Porto-Rico - Célébration à Jayuya pour revitaliser l'esprit Taino

Publié le 3 Mai 2018

Dans cette ville de Porto Rico, la mémoire du grand peuple indigène des îles de la mer des Caraïbes, les premiers à voir arriver les conquérants espagnols, est retrouvée.

En 2002, dans les villes de Caguas et San Juan, Porto Rico, le IIIe Forum interaméricain sur la Spiritualité Indigène et la IIIe Rencontre Indigène des Amériques ont eu lieu, des événements qui ont réuni des universitaires et des leaders indigènes du continent. Lors de la séance d'ouverture, les participants ont assisté à une danse émouvante dans laquelle des hommes et des femmes aux corps peints, habillés de fibres végétales, dansaient en cercle au son des tambours et des instruments de musique à vent gigantesques aux sons mystérieux qui semblaient venir d'une autre époque.

Selon les danseurs eux-mêmes, ils sont les descendants des Tainos, la population ancestrale de l'île, et depuis quelque temps ils travaillaient à la reconstruction de leurs racines. Ils ont trouvé dans la musique et la danse un véhicule plus qu'approprié pour retracer ce chemin de recherche et de réunion de leur propre essence en tant que peuple, exterminé très tôt par les conquérants espagnols.

Le peuple des cemíes

Vers l'an 800 av. J.-C., les remarquables navigateurs Taino, appartenant à la macro-ethnie arawak , sont arrivés des Guyanes actuelles aux Grandes Antilles : Cuba, Porto Rico, Jamaïque et Saint-Domingue.

Ils étaient des agriculteurs sédentaires, avec une cosmovision très riche, des artistes créateurs accomplis qui ont créé le Cemí ou Zemí, de merveilleuses sculptures qu'ils vénéraient comme représentations de dieux ou d'esprits ancestraux. Les Cemies étaient présents sur tout le territoire de Borinquen (aujourd'hui l'île de Porto Rico) dans leurs différentes versions de bois, céramique, pierre et fibres textiles. Certains contenaient des restes humains ou des objets associés à l'esprit qu'ils représentaient.

Les beaux Cemis étaient probablement plus que des représentations : les récits ancestraux montrent que lorsque les Espagnols sont arrivés, beaucoup de ces sculptures ont pris vie et ont fui la nuit, se cachant à jamais de la violence des conquérants.

Le Festival National Indigène


Les Tainos actuels de Porto Rico, comme ce groupe de danseurs mentionné au début de cette note, se consacrent à leur reconstruction en tant que peuple, dans le cadre d'une tâche qui fait partie des processus de renaissance ou d'urgence ethnique qui se déroulent sur l'ensemble du continent américain depuis plusieurs décennies.

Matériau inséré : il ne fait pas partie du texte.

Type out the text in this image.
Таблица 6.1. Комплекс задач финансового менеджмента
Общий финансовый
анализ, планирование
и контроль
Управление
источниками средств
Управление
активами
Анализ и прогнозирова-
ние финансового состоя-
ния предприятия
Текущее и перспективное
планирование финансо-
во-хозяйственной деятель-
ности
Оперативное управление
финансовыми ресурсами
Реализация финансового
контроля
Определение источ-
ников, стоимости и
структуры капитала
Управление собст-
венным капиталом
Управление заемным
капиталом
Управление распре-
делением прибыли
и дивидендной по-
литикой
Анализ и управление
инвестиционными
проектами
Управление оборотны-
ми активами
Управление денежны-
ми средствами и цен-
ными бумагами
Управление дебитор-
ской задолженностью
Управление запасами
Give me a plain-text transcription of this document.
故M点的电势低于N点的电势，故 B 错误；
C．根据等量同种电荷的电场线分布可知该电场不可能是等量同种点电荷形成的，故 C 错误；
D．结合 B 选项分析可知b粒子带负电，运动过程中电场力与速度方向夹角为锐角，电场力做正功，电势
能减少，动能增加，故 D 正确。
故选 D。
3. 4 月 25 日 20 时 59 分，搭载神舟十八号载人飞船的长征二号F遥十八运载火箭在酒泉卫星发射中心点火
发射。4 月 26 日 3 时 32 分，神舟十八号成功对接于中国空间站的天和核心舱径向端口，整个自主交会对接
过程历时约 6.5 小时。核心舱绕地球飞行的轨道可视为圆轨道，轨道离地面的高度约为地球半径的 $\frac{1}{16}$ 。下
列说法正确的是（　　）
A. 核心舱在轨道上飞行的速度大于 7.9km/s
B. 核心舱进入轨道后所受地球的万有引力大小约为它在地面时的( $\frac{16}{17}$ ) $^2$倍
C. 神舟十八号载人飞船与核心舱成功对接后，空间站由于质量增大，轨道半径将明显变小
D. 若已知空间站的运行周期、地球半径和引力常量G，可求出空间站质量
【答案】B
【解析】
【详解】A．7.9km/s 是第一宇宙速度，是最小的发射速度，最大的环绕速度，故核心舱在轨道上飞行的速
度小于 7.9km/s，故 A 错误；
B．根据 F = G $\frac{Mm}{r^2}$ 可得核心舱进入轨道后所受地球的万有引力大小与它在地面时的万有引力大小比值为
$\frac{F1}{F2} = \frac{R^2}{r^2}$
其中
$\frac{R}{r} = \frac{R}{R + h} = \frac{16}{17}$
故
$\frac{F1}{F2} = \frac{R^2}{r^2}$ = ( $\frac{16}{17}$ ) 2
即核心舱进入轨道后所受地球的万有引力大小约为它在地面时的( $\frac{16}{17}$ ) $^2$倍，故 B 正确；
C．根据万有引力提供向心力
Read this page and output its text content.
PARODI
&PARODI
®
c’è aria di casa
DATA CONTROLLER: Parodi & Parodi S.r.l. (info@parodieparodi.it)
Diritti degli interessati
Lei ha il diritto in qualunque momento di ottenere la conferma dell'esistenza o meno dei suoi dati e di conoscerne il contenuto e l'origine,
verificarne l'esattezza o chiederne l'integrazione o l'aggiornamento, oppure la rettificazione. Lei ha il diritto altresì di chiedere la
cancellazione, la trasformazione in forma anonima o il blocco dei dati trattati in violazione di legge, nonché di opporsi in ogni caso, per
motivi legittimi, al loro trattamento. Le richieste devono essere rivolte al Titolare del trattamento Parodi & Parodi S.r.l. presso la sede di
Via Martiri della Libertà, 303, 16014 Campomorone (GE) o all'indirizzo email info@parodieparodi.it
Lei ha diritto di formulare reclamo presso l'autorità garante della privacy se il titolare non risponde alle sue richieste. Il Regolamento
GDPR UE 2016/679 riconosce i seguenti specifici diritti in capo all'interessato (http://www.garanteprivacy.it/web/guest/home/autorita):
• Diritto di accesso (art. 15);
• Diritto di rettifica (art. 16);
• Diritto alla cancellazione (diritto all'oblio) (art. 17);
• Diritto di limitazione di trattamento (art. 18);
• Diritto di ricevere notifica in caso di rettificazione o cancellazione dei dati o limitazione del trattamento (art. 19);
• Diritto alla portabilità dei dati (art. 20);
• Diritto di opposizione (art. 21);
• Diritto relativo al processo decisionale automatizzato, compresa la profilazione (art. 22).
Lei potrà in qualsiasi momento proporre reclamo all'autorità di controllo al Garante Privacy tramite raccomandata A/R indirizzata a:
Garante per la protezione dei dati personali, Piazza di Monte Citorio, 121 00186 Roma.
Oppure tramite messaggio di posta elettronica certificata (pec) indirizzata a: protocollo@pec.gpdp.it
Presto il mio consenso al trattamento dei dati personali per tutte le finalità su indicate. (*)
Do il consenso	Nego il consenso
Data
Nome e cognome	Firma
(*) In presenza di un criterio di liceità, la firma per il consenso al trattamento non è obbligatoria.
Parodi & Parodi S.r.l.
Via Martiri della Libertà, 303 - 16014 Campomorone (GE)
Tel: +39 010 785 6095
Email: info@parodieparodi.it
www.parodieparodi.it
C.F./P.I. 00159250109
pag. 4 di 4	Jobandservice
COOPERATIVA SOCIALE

Dans ce cadre, le Festival National Indigène de Jayuya est une contribution importante à ces mouvements de retrouvailles avec leurs propres racines. La ville tire son nom de l'un des principaux chefs de la région, Señor de Jauca, Zama y Coabey, trois quartiers où se trouve l'essentiel de l'héritage Taino : ses descendants, les pétroglyphes et le beau musée El Cemí inauguré en 1989, une structure qui reproduit l'une de ces sculptures dans une taille gigantesque et avec des expositions de pièces archéologiques de valeur.

Le Festival se tient depuis plusieurs années en novembre, mais la dernière édition a eu lieu en décembre dernier, en attendant le retour de l'électricité qui avait été interrompue dans toute la municipalité après les destructions causées par l'ouragan Maria.

"Juracan n'a pas vaincu les Taino. Venez visiter Jayuya lors de la 48e édition du Festival Taino ", a déclaré Félix González Mercado, président du comité organisateur de l'événement et directeur du seul lycée de la ville. Le thème était Atabey ", a ajouté Felix, " qui est la Terre-Mère, mais comme l'ouragan fait partie de la Terre-Mère, nous avons pu le raconter et le thème de cette année est Juracan ", a-t-il expliqué.

L'ouragan n'a pas affecté l'humeur festive des gens qui sont arrivés et ont réussi à participer au rituel d'ouverture, l'Allumage du Feu Taino, qui est resté brûlant derrière le buste du chef Jayuya pendant le Festival.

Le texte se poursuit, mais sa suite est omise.